I managed to get in a couple of viewings on the road; we spent a few days in Fort Wayne, Indiana while the truck was having some work done, and went to a showing there. The show was sparsely attended, though I did manage to spend most of my time flirting with a very cute goth girl. We made plans to meet up again BIL and me passed back through Fort Wayne, in about three weeks. That turned out not to happen, though; the theater had dropped the movie by then, and I had spaced on getting goth girl’s phone number—not the first or last time I made that blunder.

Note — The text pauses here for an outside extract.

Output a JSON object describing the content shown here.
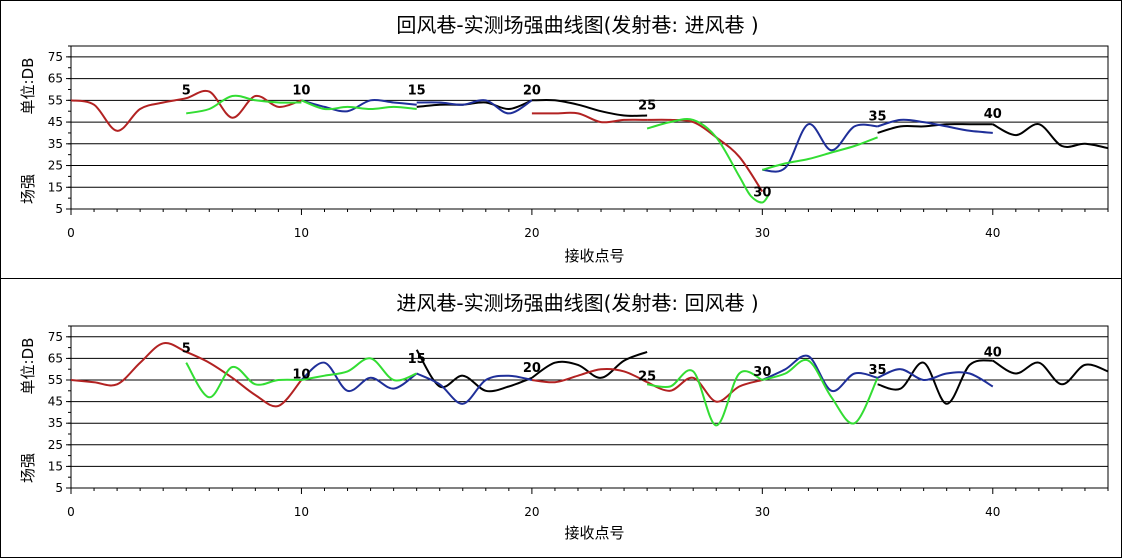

The other one was on my 19th birthday, in Sacramento. That was much better attended, at a theater that also had midnight showings of Heavy Metal, Evil Dead, and Pink Floyd: The Wall. That was also the first time I performed with the cast, when I got recruited to fill in as Dr. Scott.


But those were cheap road quickies; my heart still belonged to the Neptune, where, before the movie, they showed the trailer for the pseudo-sequel Shock Treatment, and afterwards they spliced in Ferris Bueller telling us, "it's over. Go Home." By that fall, I was a semi-regular (basically, a hanger-on) at the Neptune, driving up to Seattle most Saturday nights for my “fix.” This caused a fair amount of consternation for my Dad—to him, anyone who dresses in black and goes to movies at midnight MUST be a satanist. It’s hard to explain to someone who wasn’t there, but it was the perfect social hub for people like us—still basically suburban whitebreads, but trying to break out of social (and sexual) conformity. It was both entertainment, and a catalyst for something resembling a social life. Just not much of one, being so far away. Either I needed to head north, or Rocky Horror needed to head south.